Keep both Python 2 and Python 3 kernels

For whatever reason you might want to use either of the two versions of Python, you can, starting from one (say 3) of the two, install the second kernel as

python2 -m pip install ipykernel
python2 -m ipykernel install --user

Credit goes to this Stack Overflow question.

Customising the Markdown style

This means setting up a custom CSS profile for the notebook.

The procedure passes through the creation of a custom.css file in /.ipython/profile_default/static/custom/ (if no such profile has been setup, that file exists and is empty). This question on Stack Overflow is a good read for setting up said custom profile.

This repository contains a collection of themes you can download and use. There is even someone who tried them all!
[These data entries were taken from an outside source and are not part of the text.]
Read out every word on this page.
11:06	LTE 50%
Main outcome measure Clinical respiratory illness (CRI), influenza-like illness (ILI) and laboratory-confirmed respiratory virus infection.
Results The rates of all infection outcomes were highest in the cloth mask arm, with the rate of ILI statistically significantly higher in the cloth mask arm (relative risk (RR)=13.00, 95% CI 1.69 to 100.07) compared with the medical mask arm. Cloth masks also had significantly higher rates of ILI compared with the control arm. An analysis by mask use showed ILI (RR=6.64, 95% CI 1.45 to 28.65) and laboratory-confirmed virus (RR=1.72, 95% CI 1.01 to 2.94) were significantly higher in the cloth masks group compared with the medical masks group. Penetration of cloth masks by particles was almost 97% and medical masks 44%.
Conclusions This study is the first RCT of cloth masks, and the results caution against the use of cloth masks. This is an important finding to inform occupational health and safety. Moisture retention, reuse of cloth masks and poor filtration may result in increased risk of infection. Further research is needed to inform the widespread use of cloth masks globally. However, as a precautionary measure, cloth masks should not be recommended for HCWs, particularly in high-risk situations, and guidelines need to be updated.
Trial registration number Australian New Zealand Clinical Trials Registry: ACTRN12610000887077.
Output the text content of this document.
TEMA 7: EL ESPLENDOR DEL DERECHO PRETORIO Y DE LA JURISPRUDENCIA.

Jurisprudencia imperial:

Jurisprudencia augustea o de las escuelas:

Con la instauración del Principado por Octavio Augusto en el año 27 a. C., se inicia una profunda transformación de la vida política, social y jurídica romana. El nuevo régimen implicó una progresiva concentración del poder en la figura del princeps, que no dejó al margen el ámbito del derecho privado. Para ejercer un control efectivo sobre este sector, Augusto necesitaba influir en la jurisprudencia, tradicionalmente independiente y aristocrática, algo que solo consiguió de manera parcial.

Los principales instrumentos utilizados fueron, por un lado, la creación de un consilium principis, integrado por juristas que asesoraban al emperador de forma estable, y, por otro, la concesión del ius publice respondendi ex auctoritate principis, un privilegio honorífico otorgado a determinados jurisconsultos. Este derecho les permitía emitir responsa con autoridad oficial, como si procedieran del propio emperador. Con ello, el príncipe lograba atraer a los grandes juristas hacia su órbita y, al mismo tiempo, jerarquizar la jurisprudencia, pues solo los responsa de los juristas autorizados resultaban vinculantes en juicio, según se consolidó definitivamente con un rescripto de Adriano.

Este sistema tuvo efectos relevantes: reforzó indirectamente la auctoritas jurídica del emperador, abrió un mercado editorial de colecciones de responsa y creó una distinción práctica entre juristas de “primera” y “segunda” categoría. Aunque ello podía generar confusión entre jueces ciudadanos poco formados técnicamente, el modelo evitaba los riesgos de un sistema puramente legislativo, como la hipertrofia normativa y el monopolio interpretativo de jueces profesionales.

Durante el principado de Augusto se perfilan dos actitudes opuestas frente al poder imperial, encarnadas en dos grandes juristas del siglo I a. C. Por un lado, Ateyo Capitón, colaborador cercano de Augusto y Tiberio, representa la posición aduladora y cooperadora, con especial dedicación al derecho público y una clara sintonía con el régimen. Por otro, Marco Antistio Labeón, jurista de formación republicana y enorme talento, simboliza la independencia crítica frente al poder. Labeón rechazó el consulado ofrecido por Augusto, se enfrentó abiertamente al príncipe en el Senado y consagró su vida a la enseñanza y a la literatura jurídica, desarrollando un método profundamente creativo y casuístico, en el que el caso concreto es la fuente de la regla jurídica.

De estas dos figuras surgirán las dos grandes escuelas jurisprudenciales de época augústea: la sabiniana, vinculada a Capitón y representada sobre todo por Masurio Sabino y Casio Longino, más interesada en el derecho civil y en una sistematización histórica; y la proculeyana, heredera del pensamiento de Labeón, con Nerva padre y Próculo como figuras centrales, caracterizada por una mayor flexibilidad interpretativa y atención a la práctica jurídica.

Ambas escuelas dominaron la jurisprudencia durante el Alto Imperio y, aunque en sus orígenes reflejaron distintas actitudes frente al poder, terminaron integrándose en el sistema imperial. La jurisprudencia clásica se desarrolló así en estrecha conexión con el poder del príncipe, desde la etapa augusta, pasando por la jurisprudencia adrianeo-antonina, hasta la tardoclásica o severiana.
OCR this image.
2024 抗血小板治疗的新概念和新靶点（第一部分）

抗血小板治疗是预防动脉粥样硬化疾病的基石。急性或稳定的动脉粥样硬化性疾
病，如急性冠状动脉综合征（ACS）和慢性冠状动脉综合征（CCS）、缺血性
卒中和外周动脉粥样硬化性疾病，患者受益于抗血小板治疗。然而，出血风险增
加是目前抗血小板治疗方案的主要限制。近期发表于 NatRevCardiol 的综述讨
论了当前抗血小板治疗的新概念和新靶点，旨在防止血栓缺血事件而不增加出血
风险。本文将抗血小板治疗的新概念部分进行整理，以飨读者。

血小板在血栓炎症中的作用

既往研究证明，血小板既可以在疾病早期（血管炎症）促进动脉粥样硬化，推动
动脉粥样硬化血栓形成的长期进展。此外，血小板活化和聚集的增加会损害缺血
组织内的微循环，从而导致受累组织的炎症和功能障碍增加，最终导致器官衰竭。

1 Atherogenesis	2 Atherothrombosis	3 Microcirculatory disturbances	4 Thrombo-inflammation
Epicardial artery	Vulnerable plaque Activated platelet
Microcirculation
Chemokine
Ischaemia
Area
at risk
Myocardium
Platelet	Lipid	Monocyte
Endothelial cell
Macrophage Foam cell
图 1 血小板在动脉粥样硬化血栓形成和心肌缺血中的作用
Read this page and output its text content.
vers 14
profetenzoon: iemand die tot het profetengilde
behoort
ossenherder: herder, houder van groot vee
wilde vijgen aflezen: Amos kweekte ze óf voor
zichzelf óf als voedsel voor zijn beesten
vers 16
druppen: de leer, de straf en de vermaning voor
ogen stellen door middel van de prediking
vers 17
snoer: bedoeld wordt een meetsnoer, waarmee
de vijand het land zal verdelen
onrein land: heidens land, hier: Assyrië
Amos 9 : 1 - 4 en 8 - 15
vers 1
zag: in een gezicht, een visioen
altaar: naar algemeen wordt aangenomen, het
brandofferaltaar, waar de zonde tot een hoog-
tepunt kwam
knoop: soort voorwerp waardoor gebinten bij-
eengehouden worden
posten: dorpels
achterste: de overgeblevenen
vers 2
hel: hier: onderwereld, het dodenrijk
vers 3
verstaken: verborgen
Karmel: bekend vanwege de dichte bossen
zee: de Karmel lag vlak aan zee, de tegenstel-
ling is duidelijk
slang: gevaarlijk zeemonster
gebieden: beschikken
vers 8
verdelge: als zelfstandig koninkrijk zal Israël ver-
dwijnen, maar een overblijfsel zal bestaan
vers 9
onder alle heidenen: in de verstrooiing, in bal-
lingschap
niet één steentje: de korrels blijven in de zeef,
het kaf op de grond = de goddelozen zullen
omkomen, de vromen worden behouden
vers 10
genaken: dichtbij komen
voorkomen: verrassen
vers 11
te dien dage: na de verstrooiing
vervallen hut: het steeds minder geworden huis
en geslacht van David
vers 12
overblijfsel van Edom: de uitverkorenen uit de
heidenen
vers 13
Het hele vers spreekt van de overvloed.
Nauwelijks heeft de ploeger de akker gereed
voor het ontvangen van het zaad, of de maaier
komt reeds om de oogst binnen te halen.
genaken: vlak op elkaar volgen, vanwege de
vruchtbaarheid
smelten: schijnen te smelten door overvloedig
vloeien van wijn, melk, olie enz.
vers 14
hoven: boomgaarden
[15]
Now, for a project I’m carrying out, I wanted to change the styles to the notebooks, but only in that specific project and not globally. It should be possible to define multiple folders for the CSS files, one per profile, and decide which one to use. However, because notebooks are the backbone of my project, I also wanted the style to appear independently of the fact that the customisation was in my laptop.

The best solution I’ve found has been the one adopted in this book: defining a small function the repo, which loads the content inside the HTML object of IPython:

from IPython.core.display import HTML

def set_css_style(css_file_path):
    """
    Read the custom CSS file and load it into Jupyter.
    Pass the file path to the CSS file.
    """

    styles = open(css_file_path, "r").read()
    return HTML(styles)

and can be easily called from the notebook as (after writing a CSS custom file)

set_css_style('../styles_files/custom.css')

This way, it’s easy to try different things until I find the customisation I want, for that specific notebook.